La 27ème région : contexte et inspirations
Stéphane Vincent revient sur l’usage du design dans la bureaucratie et l’administration publique. Il pense pour cela le design non pas comme finalité, mais comme un moyen de transformation du secteur public. Il présente ici la « 27ème région » comme une proposition pensée pour mettre en place un espace de recherche, de développement et de réflexivité dans le service public ; utopie concrète, cet espace doit permettre de tester des méthodes de terrain.
Dans un contexte global de déconnexion entre secteur public et citoyens, le projet «27ème région » s’inspire notamment des travaux de Warin, qui produit une analyse sociopolitique de la réception des politiques par les publics : les politiques publiques sont souvent insuffisamment utilisées par les citoyens qui pourraient en bénéficier ; reste à savoir comment permettre aux gens d’en tirer pleinement parti. Dans un contexte de complexification des politiques publiques, la méthode d’action paradigmatique calquée sur les entreprises de conseil et la marchandisation de la transformation publique, sont parties prenantes du problème : d’où la décision de faire de la « 27ème région » un projet en dehors de cette logique.
Méthodes, pratiques
Avec Thévenet, designer, Vincent décide de passer de ce qu’il caractérise comme un idéal d’excellence « à la française » à un idéal d’ingéniosité pratique, plus marqué par des valeurs de résilience et d’innovation. Posant l’intérêt général au centre de leur projet, il n’est pas question pour eux de s’adresser aux gens comme à des clients, mais bien comme à des citoyens. Reste à distinguer les attentes avouées de ces derniers — collectées, par exemple, au cours de sondages — de leurs pratiques véritables, observées au cours d’observations de terrain.
Ils passent ainsi d’un paradigme de la résolution à celui de la reformulation : avant d’essayer de répondre à des problèmes possiblement mal posés, ils commencent par les reformuler. Ils cherchent également à penser les problématiques en tant qu’elles ont des effets les unes sur les autres lorsqu’elles sont prises en charge. De plus, ils privilégient une démarche allant de l’action vers la compréhension — contre celle, plus commune, de la compréhension vers l’action — : le test est ainsi le lieu d’un dialogue privilégié avec l’écosystème abordé. L’équipe, composée d’une dizaine de personnes, se livre ainsi à trois activités principales, dont la plus importante est celle de la recherche-action sur des programmes au long cours dont les protocoles sont fréquemment évalués et validés au cours de collaborations avec des chercheurs académiques.
Étude de cas : la création d’une nouvelle médiathèque à Lezoux
Inspirés du pragmatisme de Dewey et de sa théorie de l’enquête, les acteurs de la « 27ème région » procèdent à des expérimentations sociales sur le terrain — tout en gardant à l’esprit les mots de Stiegler selon qui « tout objet technique est pharmacologique » : toute intervention a des effets sur l’environnement étudié, il s’agit d’en assumer la responsabilité.

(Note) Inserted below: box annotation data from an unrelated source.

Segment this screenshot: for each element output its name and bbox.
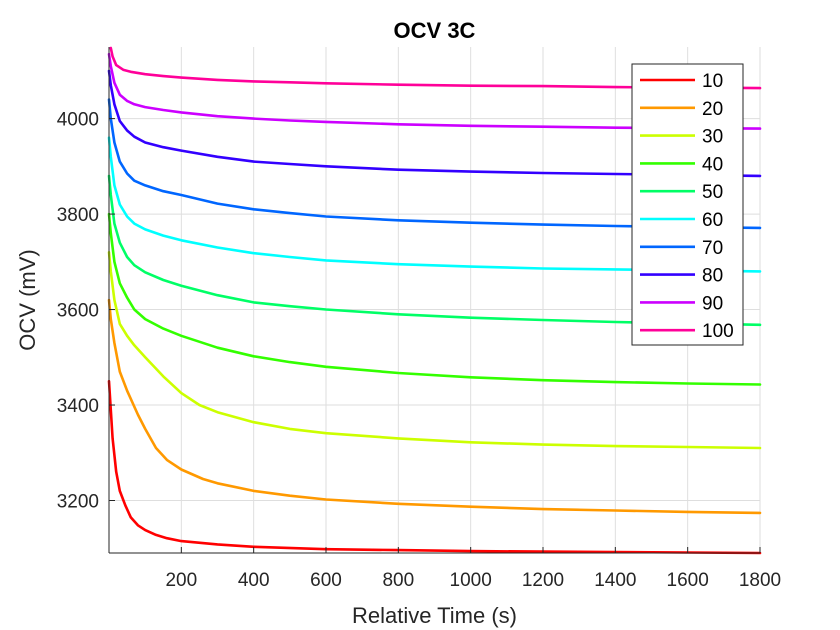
- legend-label-100: 100: [702, 321, 734, 342]
- series-line-10: [107, 379, 762, 555]
- legend-box: [631, 63, 744, 346]
- legend: 10 20 30 40 50 60 70 80 90 100: [631, 63, 744, 346]
- legend-label-90: 90: [702, 293, 723, 314]
- series-line-30: [107, 251, 762, 450]
- x-tick-label: 1400: [594, 570, 636, 591]
- series-layer: [107, 46, 762, 555]
- x-axis-label: Relative Time (s): [352, 603, 517, 628]
- legend-label-50: 50: [702, 182, 723, 203]
- series-line-90: [107, 52, 762, 130]
- x-tick-label: 1000: [450, 570, 492, 591]
- x-tick-label: 600: [310, 570, 342, 591]
- legend-label-10: 10: [702, 71, 723, 92]
- chart-title: OCV 3C: [394, 18, 476, 43]
- series-line-50: [107, 174, 762, 327]
- x-tick-label: 1800: [739, 570, 781, 591]
- x-tick-label: 1200: [522, 570, 564, 591]
- y-axis-label: OCV (mV): [15, 249, 40, 350]
- y-tick-label: 3600: [57, 301, 99, 322]
- legend-label-40: 40: [702, 154, 723, 175]
- series-line-60: [107, 136, 762, 273]
- y-tick-label: 3400: [57, 396, 99, 417]
- legend-items: 10 20 30 40 50 60 70 80 90 100: [640, 71, 734, 342]
- x-tick-label: 200: [165, 570, 197, 591]
- y-tick-label: 3200: [57, 491, 99, 512]
- series-line-20: [107, 298, 762, 515]
- y-tick-label: 3800: [57, 205, 99, 226]
- y-tick-label: 4000: [57, 110, 99, 131]
- legend-label-80: 80: [702, 266, 723, 287]
- series-line-40: [107, 212, 762, 386]
- x-tick-label: 1600: [667, 570, 709, 591]
- x-tick-label: 400: [238, 570, 270, 591]
- legend-label-30: 30: [702, 127, 723, 148]
- x-tick-label: 800: [382, 570, 414, 591]
- legend-label-60: 60: [702, 210, 723, 231]
- legend-label-20: 20: [702, 99, 723, 120]
- axes-layer: 200 400 600 800 1000 1200 1400 1600 1800 3200 3400…: [57, 47, 781, 591]
- legend-label-70: 70: [702, 238, 723, 259]
- series-line-100: [109, 46, 762, 90]
- series-line-70: [107, 98, 762, 230]
- series-line-80: [107, 69, 762, 178]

Commençant par mettre en question la compréhension du terme de « médiathèque », une équipe de quatre personnes a participé à trois phases successives d’action : la simulation d’une fausse médiathèque destinée à rendre le projet plus concret, une phase d’étude des pratiques culturelles des habitants, suivies d’une semaine d’information, sous la forme d’échanges avec le public concerné par la mise en place du projet. Vincent parle d’un projet réussi — ici, celui-ci —, pour deux ayant échoué : ces projets ont ainsi valeur de Proof Of Concept. Il clôt son intervention en évoquant des projets de politique publique conceptuellement proches du sien, avant de passer très rapidement sur les controverses que ceux-ci peuvent aujourd’hui susciter.